Dos segundos. Una chica en uniforme de colegio viene en dirección contraria. Camina rápido, imitando los movimientos de FTV. Los policías vuelven la mirada hacia ella, sin interrumpir la frase que están diciendo. Se oye el ruido del motor, fuerte, agresivo, pero todavía no nos damos cuenta. Llevo las manos en los bolsillos. La derecha rodea la cámara, la izquierda el celular. La campera está pesada, con tanta electrónica en su interior, y eso sin contar los documentos, las llaves, los papeles inútiles.

Un segundo. Ahora es cuando empezamos a sospechar. El motor se impone sobre todo lo demás, acompañado por un aullido de neumáticos. La chica de uniforme mira hacia su derecha, yo miro hacia mi izquierda, los policías se callan. La pared no hace nada. Sigue nublado, la lentitud de los cielos no llega a resultados con la rapidez de los humanos. Alguien grita, fuera de este reducido grupo de personajes en los que he venido pensando. Cada corazón late una vez más.

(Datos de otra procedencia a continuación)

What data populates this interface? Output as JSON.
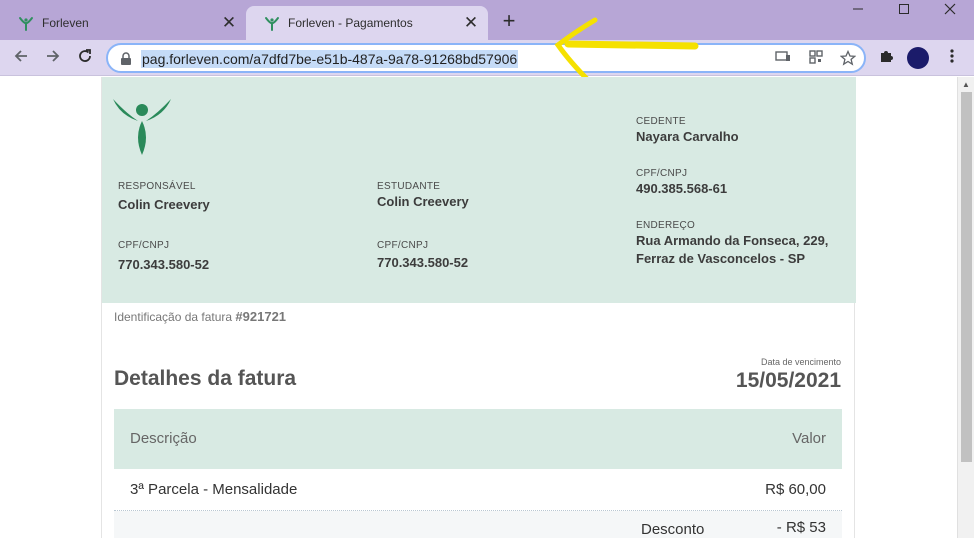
{
  "browser": {
    "tabs": [
      {
        "title": "Forleven",
        "close": "✕"
      },
      {
        "title": "Forleven - Pagamentos",
        "close": "✕"
      }
    ],
    "new_tab": "+",
    "url": "pag.forleven.com/a7dfd7be-e51b-487a-9a78-91268bd57906",
    "accent_color": "#b7a6d6",
    "annotation_color": "#f5e100"
  },
  "header": {
    "responsavel": {
      "label": "RESPONSÁVEL",
      "name": "Colin Creevery",
      "doc_label": "CPF/CNPJ",
      "doc": "770.343.580-52"
    },
    "estudante": {
      "label": "ESTUDANTE",
      "name": "Colin Creevery",
      "doc_label": "CPF/CNPJ",
      "doc": "770.343.580-52"
    },
    "cedente": {
      "label": "CEDENTE",
      "name": "Nayara Carvalho",
      "doc_label": "CPF/CNPJ",
      "doc": "490.385.568-61",
      "address_label": "ENDEREÇO",
      "address_line1": "Rua Armando da Fonseca, 229,",
      "address_line2": "Ferraz de Vasconcelos - SP"
    }
  },
  "invoice": {
    "id_label": "Identificação da fatura",
    "id": "#921721",
    "title": "Detalhes da fatura",
    "due_label": "Data de vencimento",
    "due_date": "15/05/2021",
    "table": {
      "col_desc": "Descrição",
      "col_val": "Valor",
      "rows": [
        {
          "desc": "3ª Parcela - Mensalidade",
          "value": "R$ 60,00"
        }
      ],
      "discount_label": "Desconto",
      "discount_value": "- R$ 53"
    }
  },
  "icons": {
    "back": "arrow-left-icon",
    "forward": "arrow-right-icon",
    "reload": "reload-icon",
    "lock": "lock-icon",
    "cast": "cast-icon",
    "qr": "qr-code-icon",
    "star": "star-icon",
    "extensions": "puzzle-icon",
    "menu": "kebab-menu-icon"
  }
}
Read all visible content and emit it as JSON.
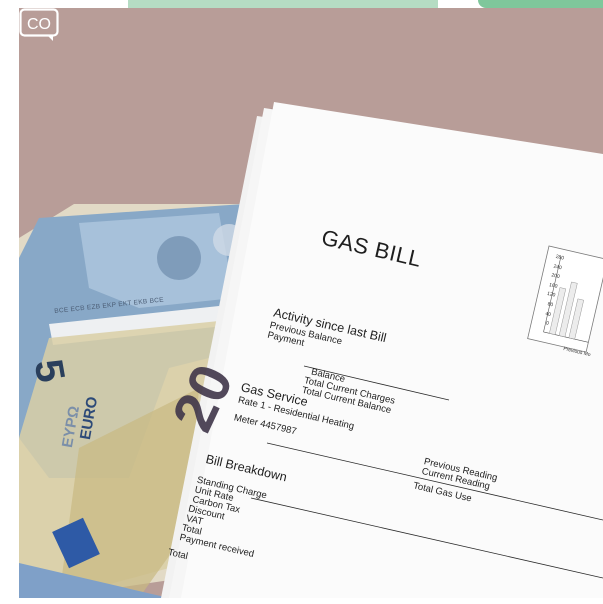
{
  "logo": {
    "text": "CO"
  },
  "bill": {
    "title": "GAS BILL",
    "activity": {
      "heading": "Activity since last Bill",
      "lines": [
        "Previous Balance",
        "Payment"
      ]
    },
    "balance_block": [
      "Balance",
      "Total Current Charges",
      "Total Current Balance"
    ],
    "gas_service": {
      "heading": "Gas Service",
      "rate": "Rate 1 - Residential Heating",
      "meter": "Meter 4457987"
    },
    "readings": [
      "Previous Reading",
      "Current Reading",
      "Total Gas Use"
    ],
    "breakdown": {
      "heading": "Bill Breakdown",
      "lines": [
        "Standing Charge",
        "Unit Rate",
        "Carbon Tax",
        "Discount",
        "VAT",
        "Total",
        "Payment received"
      ],
      "total": "Total"
    },
    "chart_ticks": [
      "280",
      "240",
      "200",
      "160",
      "120",
      "80",
      "40",
      "0"
    ],
    "chart_legend": "Previous Mo"
  },
  "banknote": {
    "five": "5",
    "twenty": "20",
    "euro": "EURO",
    "evro": "EYPΩ",
    "bank_codes": "BCE ECB EZB EKP EKT EKB BCE"
  }
}
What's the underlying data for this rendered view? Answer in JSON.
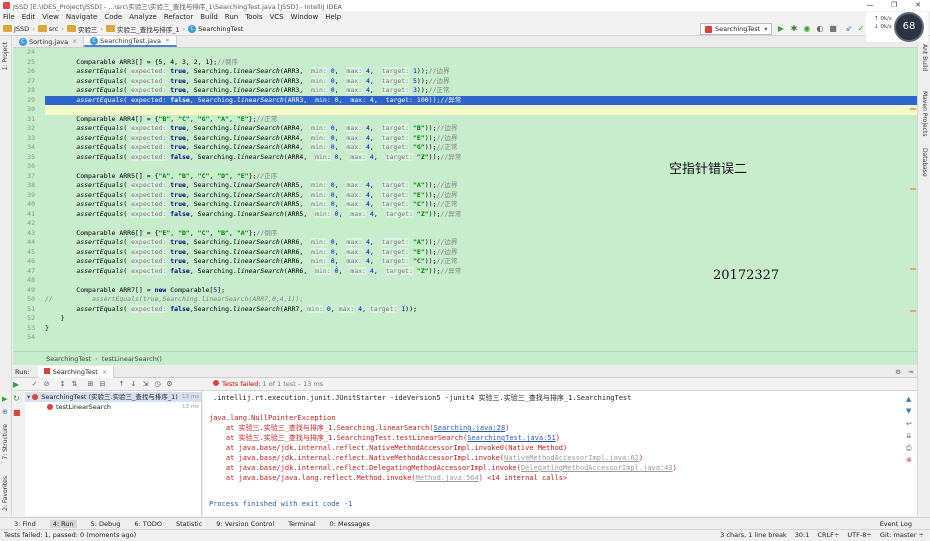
{
  "window": {
    "title": "JSSD [E:\\IDES_Project\\JSSD] - ...\\src\\实验三\\实验三_查找与排序_1\\SearchingTest.java [JSSD] - IntelliJ IDEA",
    "controls": [
      "—",
      "❐",
      "✕"
    ]
  },
  "menu": [
    "File",
    "Edit",
    "View",
    "Navigate",
    "Code",
    "Analyze",
    "Refactor",
    "Build",
    "Run",
    "Tools",
    "VCS",
    "Window",
    "Help"
  ],
  "nav": {
    "crumbs": [
      "JSSD",
      "src",
      "实验三",
      "实验三_查找与排序_1",
      "SearchingTest"
    ],
    "run_config": "SearchingTest"
  },
  "perf": {
    "up": "0k/s",
    "down": "0k/s",
    "gauge": "68"
  },
  "left_strip": {
    "project": "1: Project",
    "structure": "7: Structure",
    "favorites": "2: Favorites"
  },
  "right_strip": {
    "ant": "Ant Build",
    "maven": "Maven Projects",
    "database": "Database"
  },
  "editor": {
    "tabs": [
      {
        "label": "Sorting.java",
        "active": false
      },
      {
        "label": "SearchingTest.java",
        "active": true
      }
    ],
    "line_numbers": [
      "24",
      "25",
      "26",
      "27",
      "28",
      "29",
      "30",
      "31",
      "32",
      "33",
      "34",
      "35",
      "36",
      "37",
      "38",
      "39",
      "40",
      "41",
      "42",
      "43",
      "44",
      "45",
      "46",
      "47",
      "48",
      "49",
      "50",
      "51",
      "52",
      "53",
      "54"
    ],
    "annotation1": "空指针错误二",
    "annotation2": "20172327",
    "breadcrumb": [
      "SearchingTest",
      "testLinearSearch()"
    ]
  },
  "run": {
    "panel_label": "Run:",
    "tab": "SearchingTest",
    "fail_summary": "Tests failed:",
    "fail_detail": "1 of 1 test – 13 ms",
    "tree": [
      {
        "label": "SearchingTest (实验三.实验三_查找与排序_1)",
        "ms": "13 ms"
      },
      {
        "label": "testLinearSearch",
        "ms": "13 ms"
      }
    ],
    "console": {
      "cmd": ".intellij.rt.execution.junit.JUnitStarter -ideVersion5 -junit4 实验三.实验三_查找与排序_1.SearchingTest",
      "exception": "java.lang.NullPointerException",
      "trace": [
        {
          "pre": "    at 实验三.实验三_查找与排序_1.Searching.linearSearch(",
          "link": "Searching.java:28",
          "post": ")",
          "gray": false
        },
        {
          "pre": "    at 实验三.实验三_查找与排序_1.SearchingTest.testLinearSearch(",
          "link": "SearchingTest.java:51",
          "post": ")",
          "gray": false
        },
        {
          "pre": "    at java.base/jdk.internal.reflect.NativeMethodAccessorImpl.invoke0(Native Method)",
          "link": "",
          "post": "",
          "gray": false
        },
        {
          "pre": "    at java.base/jdk.internal.reflect.NativeMethodAccessorImpl.invoke(",
          "link": "NativeMethodAccessorImpl.java:62",
          "post": ")",
          "gray": true
        },
        {
          "pre": "    at java.base/jdk.internal.reflect.DelegatingMethodAccessorImpl.invoke(",
          "link": "DelegatingMethodAccessorImpl.java:43",
          "post": ")",
          "gray": true
        },
        {
          "pre": "    at java.base/java.lang.reflect.Method.invoke(",
          "link": "Method.java:564",
          "post": ") <14 internal calls>",
          "gray": true
        }
      ],
      "finished": "Process finished with exit code -1"
    }
  },
  "tool_buttons": [
    "3: Find",
    "4: Run",
    "5: Debug",
    "6: TODO",
    "Statistic",
    "9: Version Control",
    "Terminal",
    "0: Messages"
  ],
  "event_log": "Event Log",
  "status": {
    "left": "Tests failed: 1, passed: 0 (moments ago)",
    "chars": "3 chars, 1 line break",
    "pos": "30:1",
    "crlf": "CRLF÷",
    "enc": "UTF-8÷",
    "git": "Git: master ÷"
  },
  "colors": {
    "editor_bg": "#c7edcc",
    "selection": "#2f65ca",
    "error": "#c91b1b",
    "link": "#2a5db0"
  }
}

Cero segundos. El ruido no ha tenido tiempo de llegar cuando la luz nos atraviesa.

Todos sabemos cuál es su error

Todos sabemos cuál es su error, pero nadie se atreve a decírselo. Tenemos pruebas, documentos. Sabemos que acabaría con sus desgracias si lo supiera. Pero nos da vergüenza ajena. Tememos el momento en que lo sepa y el color se le suba a las mejillas y quiera meterse la cara entre las manos y no se atreva a mirarnos otra vez a los ojos. Por ese temor que nos abruma le arruinamos la vida para siempre.